Updated: June 28, 2025

Mantle is an iOS-based chat application that runs powerful Large Language Models (LLMs) entirely on-device, leveraging the full potential of Apple Silicon. This project is a deep dive into the world of on-device AI, focusing on the significant engineering challenges involved in making large, complex models performant within the constrained environment of a mobile phone.

Demo

Watch the demo on YouTube>

Project Purpose

The primary goal of this project is to explore and implement advanced optimization techniques for running LLMs on iOS devices. It serves as a portfolio piece to showcase deep technical expertise in:

Model Compression & Quantization
Stateful On-Device Inference
Performance Profiling & Bottleneck Analysis
Low-Level GPU Programming with Metal Performance Shaders (MPS)

How It Works: The Optimization Journey

Running a multi-billion parameter LLM on a phone is non-trivial. The key is a multi-stage optimization process.

1. Model Conversion & Compression

The first step is to convert a pre-trained model into Apple's Core ML format. This project uses meta-llama/Llama-3.2-3B. To shrink the model, we apply aggressive quantization, converting the model's weights from 16-bit floating-point numbers to smaller types like 8-bit integers, which drastically reduces the model's size and memory usage.

2. Stateful Inference & The KV Cache

To have a conversation, an LLM must remember context, which is managed by a Key-Value (KV) Cache. This project implements stateful inference where the Core ML model accepts the KV cache as an input state and outputs the updated cache after each prediction. This makes generation significantly faster.

3. Profiling & Identifying Bottlenecks

Using Xcode Instruments, we measure latency, memory usage, power consumption, and compute unit utilization.
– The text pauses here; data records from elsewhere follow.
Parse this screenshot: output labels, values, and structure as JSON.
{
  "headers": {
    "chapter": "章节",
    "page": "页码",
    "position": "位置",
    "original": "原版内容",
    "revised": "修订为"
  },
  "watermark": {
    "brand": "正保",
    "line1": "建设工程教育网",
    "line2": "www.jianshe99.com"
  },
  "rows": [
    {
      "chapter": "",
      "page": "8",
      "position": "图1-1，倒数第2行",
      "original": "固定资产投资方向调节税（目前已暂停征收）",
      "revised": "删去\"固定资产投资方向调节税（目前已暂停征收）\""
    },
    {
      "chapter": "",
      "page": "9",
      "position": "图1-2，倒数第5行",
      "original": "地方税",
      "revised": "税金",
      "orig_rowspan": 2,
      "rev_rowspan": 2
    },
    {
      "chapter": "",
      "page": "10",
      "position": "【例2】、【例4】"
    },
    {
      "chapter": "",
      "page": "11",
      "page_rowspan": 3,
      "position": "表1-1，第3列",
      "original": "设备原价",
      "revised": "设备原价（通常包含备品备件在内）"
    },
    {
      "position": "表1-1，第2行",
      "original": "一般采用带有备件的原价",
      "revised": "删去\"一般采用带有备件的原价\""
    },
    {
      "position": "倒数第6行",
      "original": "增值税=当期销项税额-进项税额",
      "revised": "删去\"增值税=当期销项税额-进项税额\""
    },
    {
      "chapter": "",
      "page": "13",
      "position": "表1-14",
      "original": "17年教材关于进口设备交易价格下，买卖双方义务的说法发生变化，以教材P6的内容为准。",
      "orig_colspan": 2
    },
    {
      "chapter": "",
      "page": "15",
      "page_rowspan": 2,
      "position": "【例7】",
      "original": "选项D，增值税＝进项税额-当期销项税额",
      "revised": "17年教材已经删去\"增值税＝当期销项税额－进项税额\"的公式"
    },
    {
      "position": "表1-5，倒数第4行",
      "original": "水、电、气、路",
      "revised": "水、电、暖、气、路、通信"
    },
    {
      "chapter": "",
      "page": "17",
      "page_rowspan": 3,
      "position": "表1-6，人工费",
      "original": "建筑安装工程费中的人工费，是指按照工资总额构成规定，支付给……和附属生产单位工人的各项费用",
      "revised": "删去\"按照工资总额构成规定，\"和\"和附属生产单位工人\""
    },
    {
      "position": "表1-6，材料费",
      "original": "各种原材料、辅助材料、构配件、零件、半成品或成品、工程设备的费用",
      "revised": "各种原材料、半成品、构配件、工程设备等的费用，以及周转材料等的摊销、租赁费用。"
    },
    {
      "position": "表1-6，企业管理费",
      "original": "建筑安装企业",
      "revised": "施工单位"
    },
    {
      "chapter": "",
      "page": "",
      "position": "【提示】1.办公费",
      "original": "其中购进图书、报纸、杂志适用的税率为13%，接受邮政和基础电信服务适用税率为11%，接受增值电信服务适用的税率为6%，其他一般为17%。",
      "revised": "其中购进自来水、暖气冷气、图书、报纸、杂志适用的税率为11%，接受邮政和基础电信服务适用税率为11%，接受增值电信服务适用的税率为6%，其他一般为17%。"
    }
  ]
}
This analysis reveals performance bottlenecks—typically the Attention mechanism layers, which are the computational heart of a Transformer model.

4. Metal Performance Shader (MPS) Optimization

When profiling shows a layer is a bottleneck, we can replace Core ML's default implementation with our own highly optimized version using Metal, Apple's low-level GPU programming framework. This involves writing custom layers in Swift and integrating them using Core ML's MLCustomLayer protocol.

Technology Stack

Model Conversion: Python, PyTorch, Transformers, and coremltools.
iOS Application: Swift, SwiftUI, CoreML, Metal, and Metal Performance Shaders (MPS).
Tooling: Xcode & Xcode Instruments.

How to Replicate

The process involves setting up a Python environment, running a conversion script with your Hugging Face token, and then integrating the resulting .mlpackage model into the Xcode project.

Accomplishments & Learnings

Successfully deployed a multi-billion parameter LLM on an iPhone using a fully stateful inference pipeline. The key learning was the critical importance of KV cache management and the trade-offs between model size, quantization, and output quality.

Future Work

Continue implementing custom Metal layers for the attention mechanism.
Experiment with more aggressive quantization techniques (e.g., 4-bit).
Integrate other models to test the flexibility of the pipeline.
Enhance the chat UI with features like conversation history and context management.